Judge Dredd 24

Judge Dredd 24
Judge Dredd 24 review
  • UK publisher / ISBN: Titan Books - 1-85286-133-9
  • Volume No.: 24
  • Release date: 1989
  • Format: Black and white
  • UPC: 9781852861339
  • Contains adult content?: no
  • Does this pass the Bechdel test?: no
  • Positive minority portrayal?: no
  • CATEGORIES: Horror, Science-Fiction

As Titan’s run of reprinting Judge Dredd stories neared its end, Ron Smith remained such a prolific artist that there was still time to squeeze in two further collections of his work in the final four volumes. This includes some of his earliest Dredd work from 1979 and his final regular contribution from 1985, by which point he was already established as artist of the Judge Dredd newspaper strip.

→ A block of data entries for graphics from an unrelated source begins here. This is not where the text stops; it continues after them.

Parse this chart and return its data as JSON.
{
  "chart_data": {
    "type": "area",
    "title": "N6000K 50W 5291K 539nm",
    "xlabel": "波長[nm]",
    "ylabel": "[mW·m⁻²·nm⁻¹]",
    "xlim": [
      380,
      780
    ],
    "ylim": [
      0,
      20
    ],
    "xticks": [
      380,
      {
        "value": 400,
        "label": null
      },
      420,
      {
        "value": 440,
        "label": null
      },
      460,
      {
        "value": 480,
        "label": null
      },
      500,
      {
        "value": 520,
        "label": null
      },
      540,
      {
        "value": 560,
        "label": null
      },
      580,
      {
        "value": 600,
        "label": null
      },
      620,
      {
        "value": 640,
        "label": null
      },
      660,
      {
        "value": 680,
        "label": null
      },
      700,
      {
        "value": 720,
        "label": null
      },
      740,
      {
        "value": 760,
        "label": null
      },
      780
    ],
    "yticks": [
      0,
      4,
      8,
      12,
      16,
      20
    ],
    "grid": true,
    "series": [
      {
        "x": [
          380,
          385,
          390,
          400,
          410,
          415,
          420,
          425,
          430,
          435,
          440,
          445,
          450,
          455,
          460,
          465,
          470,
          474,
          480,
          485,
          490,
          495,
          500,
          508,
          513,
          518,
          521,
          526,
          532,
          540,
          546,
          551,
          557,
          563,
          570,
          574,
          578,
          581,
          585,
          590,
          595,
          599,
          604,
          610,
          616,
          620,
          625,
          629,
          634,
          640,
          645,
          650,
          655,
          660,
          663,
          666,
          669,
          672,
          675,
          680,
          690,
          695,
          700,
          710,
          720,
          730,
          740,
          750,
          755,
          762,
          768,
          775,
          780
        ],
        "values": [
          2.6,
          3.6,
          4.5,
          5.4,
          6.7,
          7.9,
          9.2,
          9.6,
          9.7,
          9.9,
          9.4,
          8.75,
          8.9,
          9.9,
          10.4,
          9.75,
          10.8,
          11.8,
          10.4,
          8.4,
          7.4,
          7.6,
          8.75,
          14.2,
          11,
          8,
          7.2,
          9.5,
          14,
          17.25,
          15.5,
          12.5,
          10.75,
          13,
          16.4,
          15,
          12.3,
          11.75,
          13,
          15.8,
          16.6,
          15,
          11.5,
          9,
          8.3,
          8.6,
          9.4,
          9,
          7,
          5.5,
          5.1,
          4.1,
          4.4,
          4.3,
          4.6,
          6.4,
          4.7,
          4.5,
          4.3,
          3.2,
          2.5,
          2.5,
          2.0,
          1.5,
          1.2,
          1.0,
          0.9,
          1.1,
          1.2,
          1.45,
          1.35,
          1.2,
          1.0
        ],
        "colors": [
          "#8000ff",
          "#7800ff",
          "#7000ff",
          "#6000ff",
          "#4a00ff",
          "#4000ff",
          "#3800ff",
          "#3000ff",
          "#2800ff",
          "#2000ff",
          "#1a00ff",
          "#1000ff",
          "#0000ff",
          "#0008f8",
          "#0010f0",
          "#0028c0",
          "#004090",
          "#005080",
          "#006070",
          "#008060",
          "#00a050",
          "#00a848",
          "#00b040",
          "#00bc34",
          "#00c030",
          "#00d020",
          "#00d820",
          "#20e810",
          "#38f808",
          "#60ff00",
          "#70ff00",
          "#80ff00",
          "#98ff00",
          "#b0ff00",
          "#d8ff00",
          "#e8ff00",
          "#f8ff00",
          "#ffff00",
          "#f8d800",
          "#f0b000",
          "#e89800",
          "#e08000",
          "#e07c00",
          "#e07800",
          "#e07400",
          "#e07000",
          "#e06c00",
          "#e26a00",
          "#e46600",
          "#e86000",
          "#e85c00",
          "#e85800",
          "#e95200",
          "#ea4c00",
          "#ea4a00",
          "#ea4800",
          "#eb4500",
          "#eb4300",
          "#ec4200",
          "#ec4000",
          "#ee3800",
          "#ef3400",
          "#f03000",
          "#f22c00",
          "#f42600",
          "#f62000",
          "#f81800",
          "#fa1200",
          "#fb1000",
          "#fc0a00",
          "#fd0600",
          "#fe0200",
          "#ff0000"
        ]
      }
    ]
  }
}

Horror is the thematic link, as all bar the final story toys with the form in one way or another, and even that has horrific undertones. While there are funny moments, and Smith’s art is fine, the consistent approach makes for a lack of variety when matched alongside the usual Dredd selection from the period.

Some elements root the stories resolutely in the 1980s. The two longest, both run to four parts and feature spiders. It’s a fair bet they’d have run a lot longer if conceived in the 1990s. In the first of those an invasion of mutant spiders makes it’s way to the city from the Cursed Earth, Smith astonishing with the detail. This isn’t only with the sheer number of dots included in the longs shots, but panels featuring fully or partially defined large spiders. ‘Nosferatu’ is a case of a single spider, actually a shape-changing alien able to pass as human, setting off a long chase sequence. John Wagner wrote this with Alan Grant, and was impressed enough with the Nosferatu race that they’d recur, but apart from Dredd’s novel method of tracking Nosferatu it’s ordinary. That also applies to ‘Alien Seeds’, Wagner’s version of Gremlins, but making straight for the scary bitey versions.

The best story here would be Smith’s last for some while, and while it’s a shame this greyscaled reprint loses the fine colour spread, it’s a clever story about an opportunist not realising what they’ve stumbled across. There’s also a high moral tone adopted via the Lurker of the title having had the opportunity to do the right thing, but failing to do so, thus sealing his ultimate fate.

Judge Dredd 26 is the final selection of Smith’s Dredd stories, this time really skimming through his career to mop up some odds and sods.